Recém-eleito, Gregório
redirecionou os recursos da Igreja para conseguir administrar as ações de
ajuda. Ao fazê-lo, demonstrou tanto seu talento quanto sua compreensão
intuitiva dos princípios de contabilidade, que só seria inventada séculos
depois. Ele passou a exigir agressivamente que seus clérigos fossem atrás de
pessoas precisando de ajuda e os repreendia quando percebia que não estavam
fazendo isso. Numa carta enviada a um subordinado na Sicília, ele escreveu:
“Eu lhe pedi acima de tudo que cuidasse dos pobres. E sr você sabia de
pessoas vivendo na pobreza, deveria ter avisado...”
“... É meu desejo que você dê à mulher, Pateria, quarenta soldos para
compra de calçados infantis e quarenta celemins de cereais...”
- Papa Gregório Magno -
Logo Gregório passou a substituir
administradores que não queriam cooperar e a contratar mais para cumprir o
plano que tinha em mente. Além disso, ele sabia bem que as despesas deveria ser
compensadas por um aumento de receita e, para pagá-las, liquidou diversos
investimentos da Igreja em terras, registrando todas as transações nos
registros eclesiásticos. O clero era pago quatro vezes por ano e todos
receberam uma moeda de ouro pelo esforço adicional.

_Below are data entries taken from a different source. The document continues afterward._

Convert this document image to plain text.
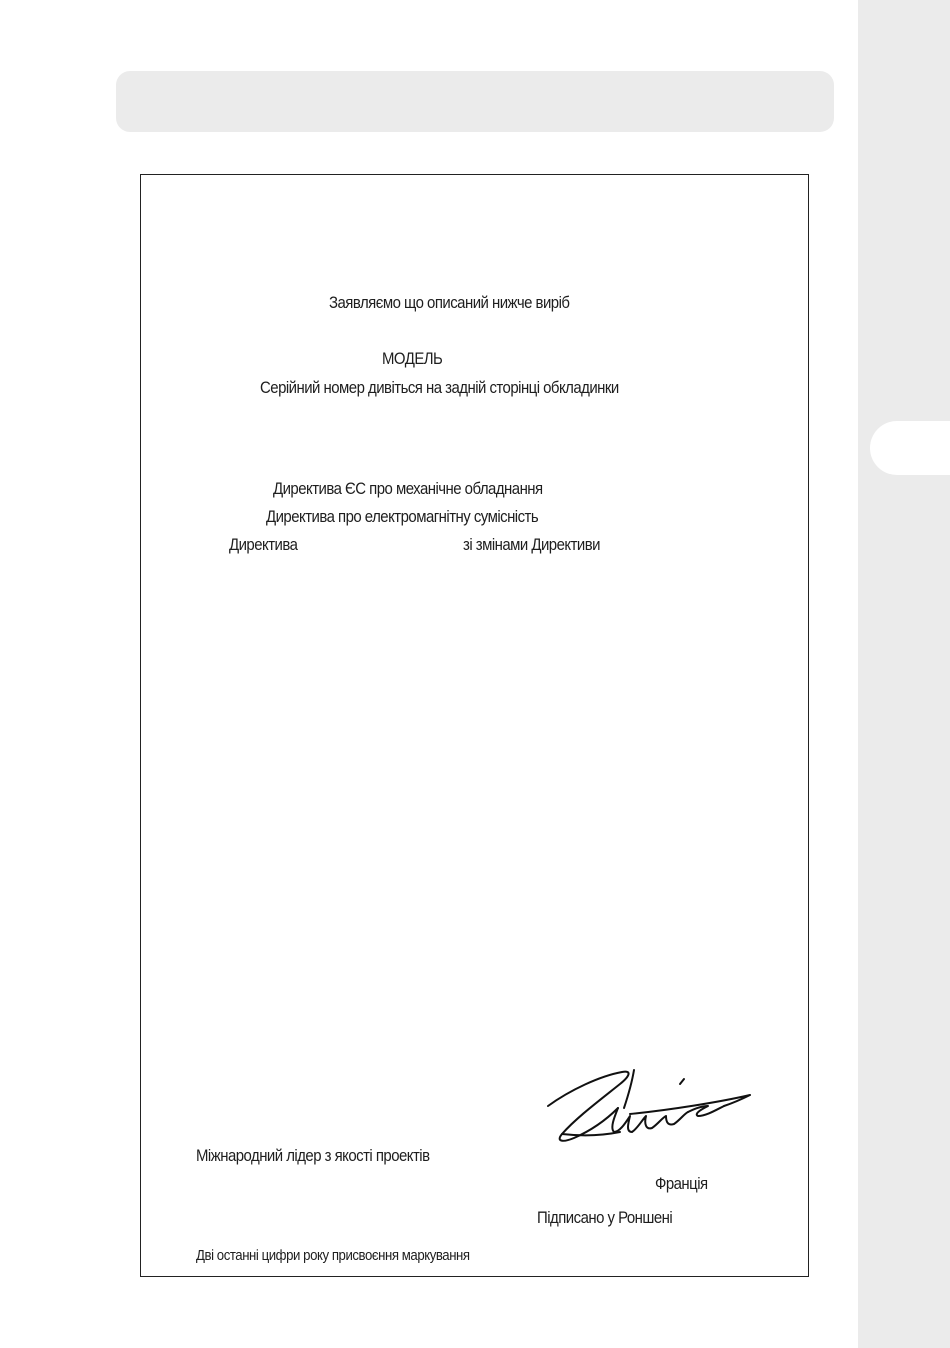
Заявляємо що описаний нижче виріб
МОДЕЛЬ
Серійний номер дивіться на задній сторінці обкладинки
Директива ЄС про механічне обладнання
Директива про електромагнітну сумісність
Директива	зі змінами Директиви
Міжнародний лідер з якості проектів
Франція
Підписано у Роншені
Дві останні цифри року присвоєння маркування
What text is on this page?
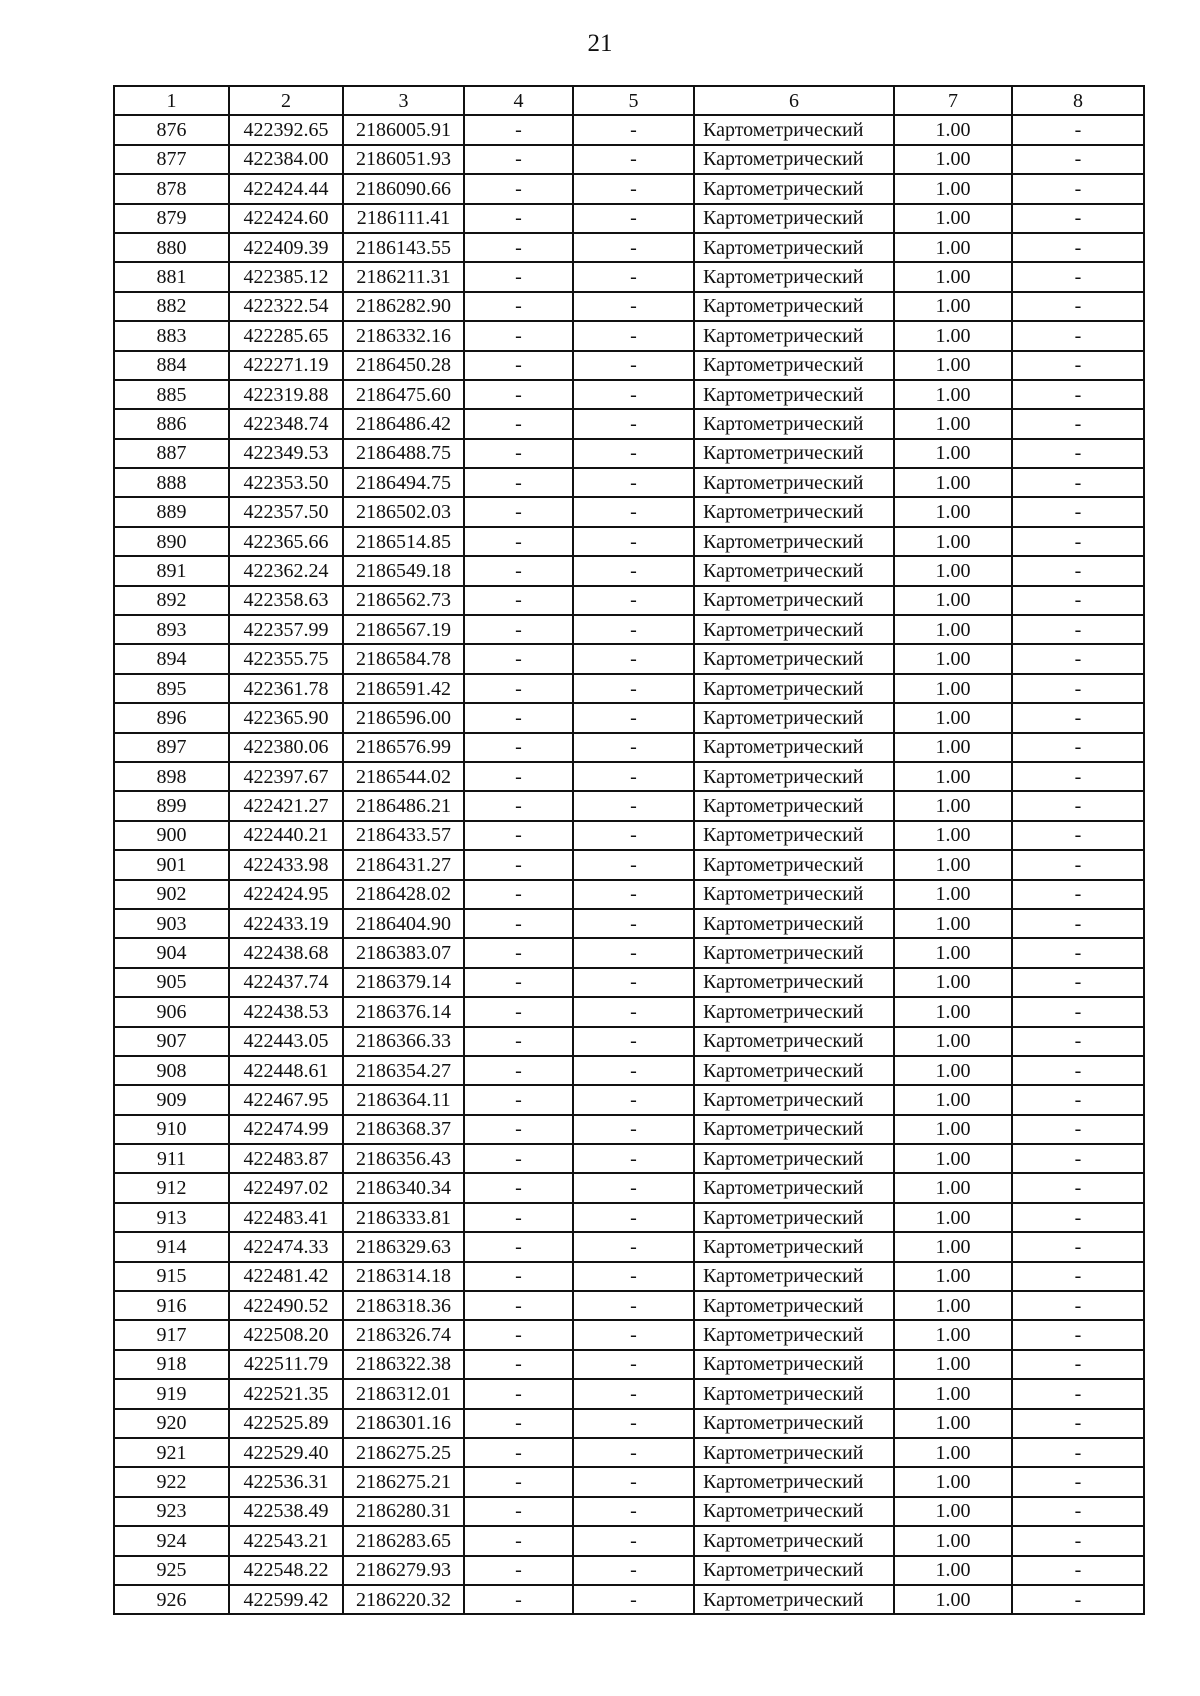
21
1	2	3	4	5	6	7	8
876	422392.65	2186005.91	-	-	Картометрический	1.00	-
877	422384.00	2186051.93	-	-	Картометрический	1.00	-
878	422424.44	2186090.66	-	-	Картометрический	1.00	-
879	422424.60	2186111.41	-	-	Картометрический	1.00	-
880	422409.39	2186143.55	-	-	Картометрический	1.00	-
881	422385.12	2186211.31	-	-	Картометрический	1.00	-
882	422322.54	2186282.90	-	-	Картометрический	1.00	-
883	422285.65	2186332.16	-	-	Картометрический	1.00	-
884	422271.19	2186450.28	-	-	Картометрический	1.00	-
885	422319.88	2186475.60	-	-	Картометрический	1.00	-
886	422348.74	2186486.42	-	-	Картометрический	1.00	-
887	422349.53	2186488.75	-	-	Картометрический	1.00	-
888	422353.50	2186494.75	-	-	Картометрический	1.00	-
889	422357.50	2186502.03	-	-	Картометрический	1.00	-
890	422365.66	2186514.85	-	-	Картометрический	1.00	-
891	422362.24	2186549.18	-	-	Картометрический	1.00	-
892	422358.63	2186562.73	-	-	Картометрический	1.00	-
893	422357.99	2186567.19	-	-	Картометрический	1.00	-
894	422355.75	2186584.78	-	-	Картометрический	1.00	-
895	422361.78	2186591.42	-	-	Картометрический	1.00	-
896	422365.90	2186596.00	-	-	Картометрический	1.00	-
897	422380.06	2186576.99	-	-	Картометрический	1.00	-
898	422397.67	2186544.02	-	-	Картометрический	1.00	-
899	422421.27	2186486.21	-	-	Картометрический	1.00	-
900	422440.21	2186433.57	-	-	Картометрический	1.00	-
901	422433.98	2186431.27	-	-	Картометрический	1.00	-
902	422424.95	2186428.02	-	-	Картометрический	1.00	-
903	422433.19	2186404.90	-	-	Картометрический	1.00	-
904	422438.68	2186383.07	-	-	Картометрический	1.00	-
905	422437.74	2186379.14	-	-	Картометрический	1.00	-
906	422438.53	2186376.14	-	-	Картометрический	1.00	-
907	422443.05	2186366.33	-	-	Картометрический	1.00	-
908	422448.61	2186354.27	-	-	Картометрический	1.00	-
909	422467.95	2186364.11	-	-	Картометрический	1.00	-
910	422474.99	2186368.37	-	-	Картометрический	1.00	-
911	422483.87	2186356.43	-	-	Картометрический	1.00	-
912	422497.02	2186340.34	-	-	Картометрический	1.00	-
913	422483.41	2186333.81	-	-	Картометрический	1.00	-
914	422474.33	2186329.63	-	-	Картометрический	1.00	-
915	422481.42	2186314.18	-	-	Картометрический	1.00	-
916	422490.52	2186318.36	-	-	Картометрический	1.00	-
917	422508.20	2186326.74	-	-	Картометрический	1.00	-
918	422511.79	2186322.38	-	-	Картометрический	1.00	-
919	422521.35	2186312.01	-	-	Картометрический	1.00	-
920	422525.89	2186301.16	-	-	Картометрический	1.00	-
921	422529.40	2186275.25	-	-	Картометрический	1.00	-
922	422536.31	2186275.21	-	-	Картометрический	1.00	-
923	422538.49	2186280.31	-	-	Картометрический	1.00	-
924	422543.21	2186283.65	-	-	Картометрический	1.00	-
925	422548.22	2186279.93	-	-	Картометрический	1.00	-
926	422599.42	2186220.32	-	-	Картометрический	1.00	-
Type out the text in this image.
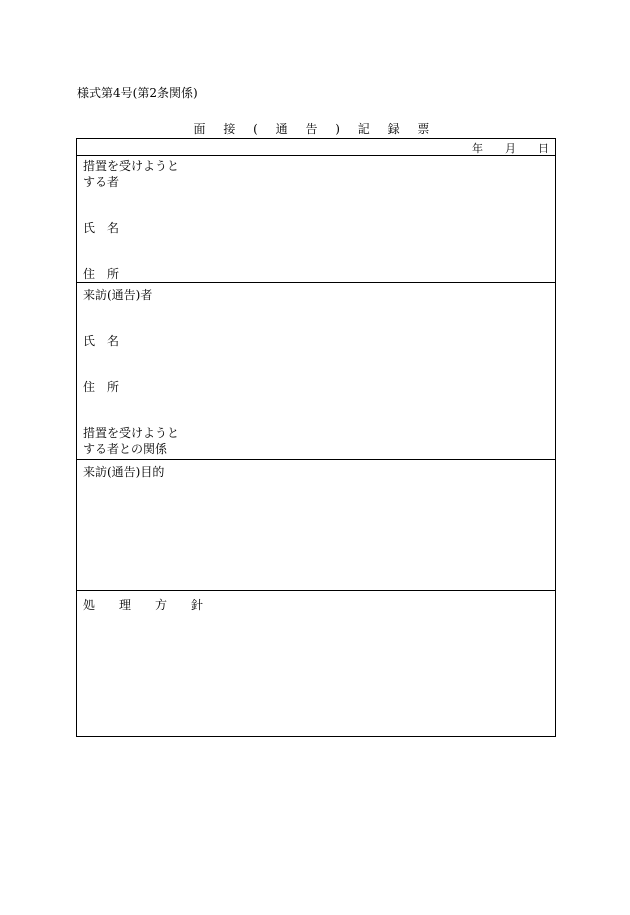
様式第4号(第2条関係)
面 接 ( 通 告 ) 記 録 票
年　　月　　日
措置を受けようと
する者
氏　名
住　所
来訪(通告)者
氏　名
住　所
措置を受けようと
する者との関係
来訪(通告)目的
処　　理　　方　　針
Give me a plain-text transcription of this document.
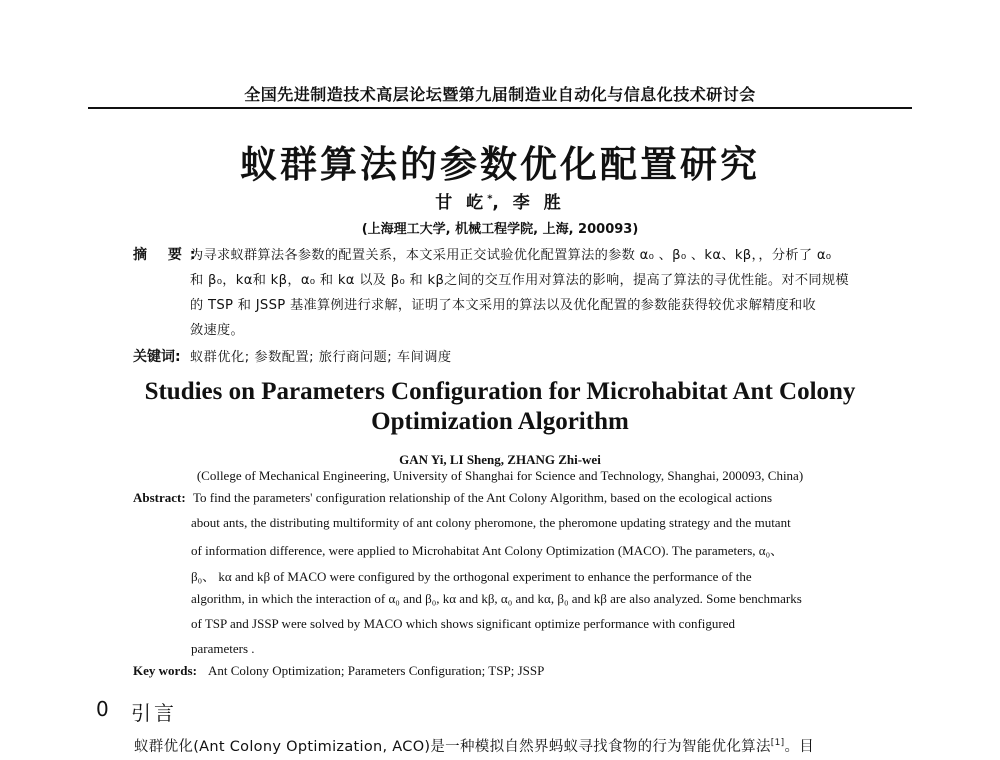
全国先进制造技术高层论坛暨第九届制造业自动化与信息化技术研讨会
蚁群算法的参数优化配置研究
甘 屹*, 李 胜
(上海理工大学, 机械工程学院, 上海, 200093)
摘 要:
为寻求蚁群算法各参数的配置关系，本文采用正交试验优化配置算法的参数 α₀ 、β₀ 、kα、kβ，，分析了 α₀
和 β₀，kα和 kβ，α₀ 和 kα 以及 β₀ 和 kβ之间的交互作用对算法的影响，提高了算法的寻优性能。对不同规模
的 TSP 和 JSSP 基准算例进行求解，证明了本文采用的算法以及优化配置的参数能获得较优求解精度和收
敛速度。
关键词: 蚁群优化; 参数配置; 旅行商问题; 车间调度
Studies on Parameters Configuration for Microhabitat Ant Colony
Optimization Algorithm
GAN Yi, LI Sheng, ZHANG Zhi-wei
(College of Mechanical Engineering, University of Shanghai for Science and Technology, Shanghai, 200093, China)
Abstract: To find the parameters' configuration relationship of the Ant Colony Algorithm, based on the ecological actions
about ants, the distributing multiformity of ant colony pheromone, the pheromone updating strategy and the mutant
of information difference, were applied to Microhabitat Ant Colony Optimization (MACO). The parameters, α₀、
β₀、 kα and kβ of MACO were configured by the orthogonal experiment to enhance the performance of the
algorithm, in which the interaction of α₀ and β₀, kα and kβ, α₀ and kα, β₀ and kβ are also analyzed. Some benchmarks
of TSP and JSSP were solved by MACO which shows significant optimize performance with configured
parameters .
Key words: Ant Colony Optimization; Parameters Configuration; TSP; JSSP
0 引言
蚁群优化(Ant Colony Optimization, ACO)是一种模拟自然界蚂蚁寻找食物的行为智能优化算法[1]。目
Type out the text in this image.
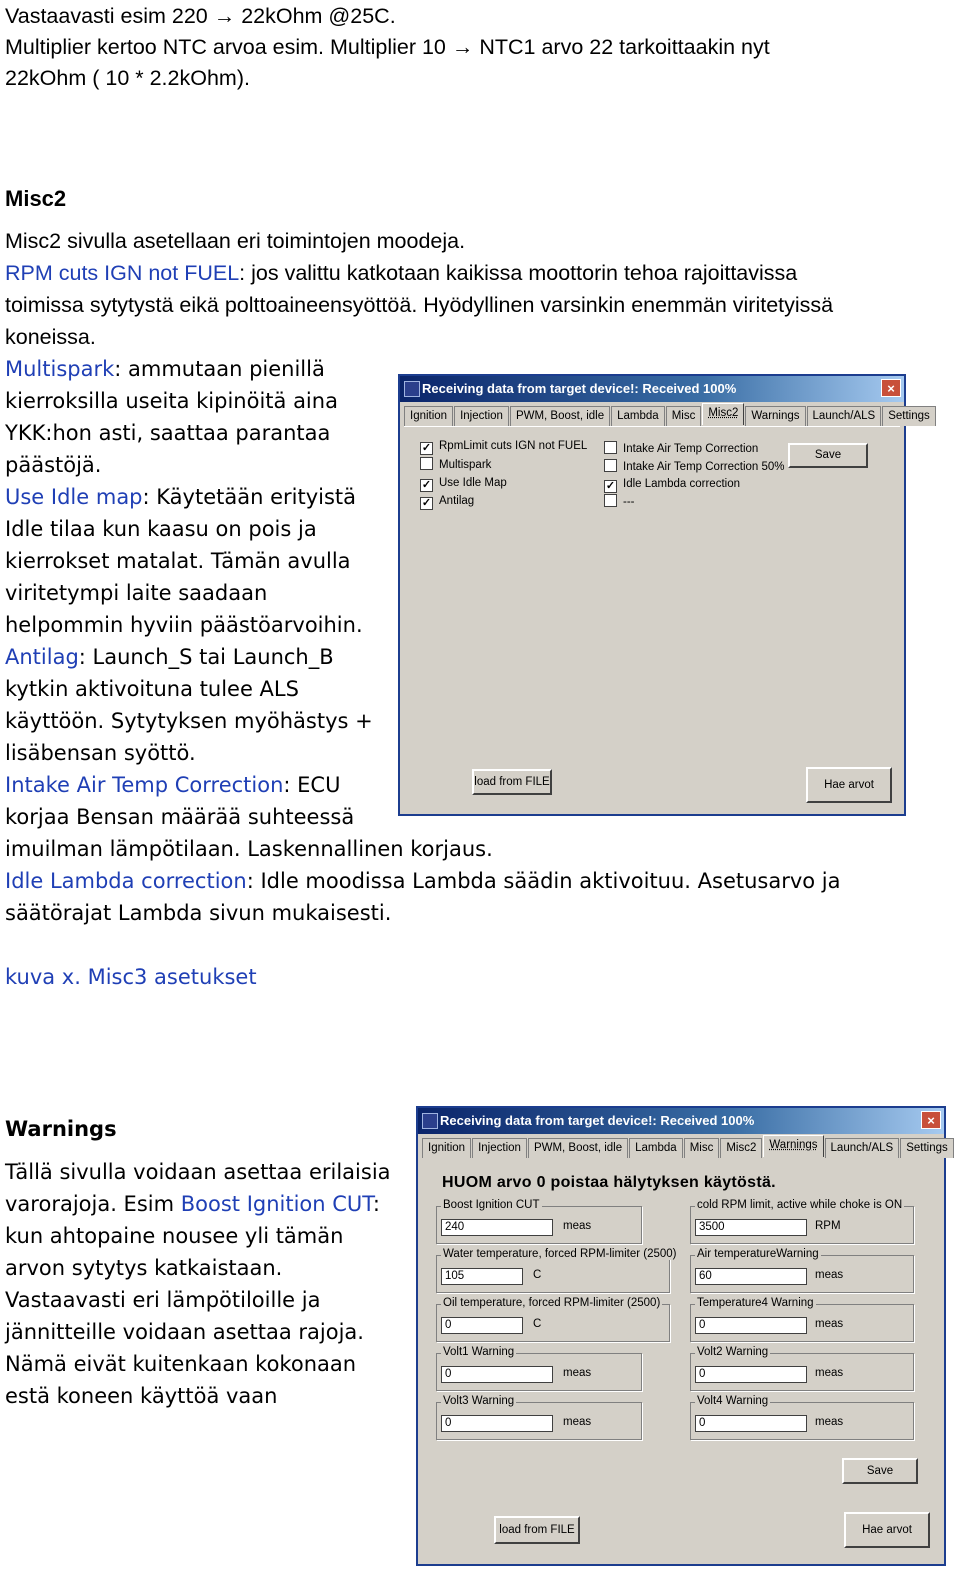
Vastaavasti esim 220 → 22kOhm @25C.
Multiplier kertoo NTC arvoa esim. Multiplier 10 → NTC1 arvo 22 tarkoittaakin nyt
22kOhm ( 10 * 2.2kOhm).
Misc2
Misc2 sivulla asetellaan eri toimintojen moodeja.
RPM cuts IGN not FUEL: jos valittu katkotaan kaikissa moottorin tehoa rajoittavissa
toimissa sytytystä eikä polttoaineensyöttöä. Hyödyllinen varsinkin enemmän viritetyissä
koneissa.
Multispark: ammutaan pienillä
kierroksilla useita kipinöitä aina
YKK:hon asti, saattaa parantaa
päästöjä.
Use Idle map: Käytetään erityistä
Idle tilaa kun kaasu on pois ja
kierrokset matalat. Tämän avulla
viritetympi laite saadaan
helpommin hyviin päästöarvoihin.
Antilag: Launch_S tai Launch_B
kytkin aktivoituna tulee ALS
käyttöön. Sytytyksen myöhästys +
lisäbensan syöttö.
Intake Air Temp Correction: ECU
korjaa Bensan määrää suhteessä
imuilman lämpötilaan. Laskennallinen korjaus.
Idle Lambda correction: Idle moodissa Lambda säädin aktivoituu. Asetusarvo ja
säätörajat Lambda sivun mukaisesti.
kuva x. Misc3 asetukset
Receiving data from target device!: Received 100%	×
Ignition	Injection	PWM, Boost, idle	Lambda	Misc	Misc2	Warnings	Launch/ALS	Settings
✓ RpmLimit cuts IGN not FUEL
Multispark
✓ Use Idle Map
✓ Antilag
Intake Air Temp Correction
Intake Air Temp Correction 50%
✓ Idle Lambda correction
---
Save
load from FILE	Hae arvot
Warnings
Tällä sivulla voidaan asettaa erilaisia
varorajoja. Esim Boost Ignition CUT:
kun ahtopaine nousee yli tämän
arvon sytytys katkaistaan.
Vastaavasti eri lämpötiloille ja
jännitteille voidaan asettaa rajoja.
Nämä eivät kuitenkaan kokonaan
estä koneen käyttöä vaan
Receiving data from target device!: Received 100%	×
Ignition	Injection	PWM, Boost, idle	Lambda	Misc	Misc2	Warnings	Launch/ALS	Settings
HUOM arvo 0 poistaa hälytyksen käytöstä.
Boost Ignition CUT
240	meas
cold RPM limit, active while choke is ON
3500	RPM
Water temperature, forced RPM-limiter (2500)
105	C
Air temperatureWarning
60	meas
Oil temperature, forced RPM-limiter (2500)
0	C
Temperature4 Warning
0	meas
Volt1 Warning
0	meas
Volt2 Warning
0	meas
Volt3 Warning
0	meas
Volt4 Warning
0	meas
Save
load from FILE	Hae arvot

Dinheiro, porém, não substituía
comida numa cidade que estava a beira de uma grande carestia. Até mesmo os ricos já sofriam
em suas villas. A igreja possuía na época entre 3 400 e
4 700 km2 de terras agricultáveis gerando receitas
divididas em grandes blocos chamados "patrimonia". Elas
produziam todo tipo de bens para serem vendidos, mas Gregório interveio e
ordenou que eles fossem todos enviados para Roma para serem distribuídos
às diaconias. Ordenou também que a produção
fosse aumentada, estabelecendo metas e criando uma estrutura administrativa
para garantir que seriam cumpridas. Cereais, vinho, queijo, carne, peixe e
azeite começaram a chegar a Roma em grandes quantidades e tudo era doado na
forma de esmolas.
A distribuição ocorria
mensalmente e, para atender aos que estavam doentes demais para receber sua parte,
Gregório criou um pequeno exército de voluntários, principalmente monges, que levavam comida quente a
eles diariamente. Contava-se que o próprio Gregório só jantava depois de
assegurar que todos os indigentes haviam sido alimentados. E, ainda assim,
dividia a mesa de sua família (que ele guardara e que ainda existe) com doze
indigentes convidados. Aos necessitados de famílias ricas, Gregório enviava
refeições que ele mesmo preparava na forma de presentes, preservando-os da
indignidade de receber caridade. Certa ocasião, ao saber da morte de um
indigente em sua casa, ficou deprimido por dias, e cogitou por um tempo a noção
de que teria, de alguma forma, fracassado em suas responsabilidades e seria,
por isso, um assassino.
Por conta disto tudo, Gregório
conquistou completamente as mentes e corações dos romanos, que agora viam no
papado uma forma de governo e passaram a ignorar a arrogância de
Constantinopla, que tinha apenas desrespeito a oferecer a Gregório, chamando-o
de tolo por seus contatos pacíficos com os lombardos. O cargo de prefeito urbano de Roma ficou por muito tempo sem candidatos e, da
época de Gregório até a ascensão do nacionalismo italiano, o papado permaneceu como o poder
mais influente na Itália.
Obras:
As Reformas:
Papa Gregório, o Grande.
João, o Diácono, escreveu que Gregório realizou
uma reforma geral da liturgia da missa pré-tridentina, "removendo muitas coisas, alterando umas poucas,
adicionando algumas". Em suas cartas, Gregório afirma ter movido
o Pater Noster ("Pai Nosso") para logo depois do Cânon Romano, imediatamente antes da Fração do pão, uma posição que ainda ocupa
atualmente na liturgia romana. A posição ocupada antes é evidente no rito ambrosiano, utilizado ainda por algumas
igrejas. Gregório acrescentou material ao Hanc Igitur do Cânon e criou os
nove Kyries (um resquício das
antigas litanias que eram
recitadas na missa na época) no começo da missa.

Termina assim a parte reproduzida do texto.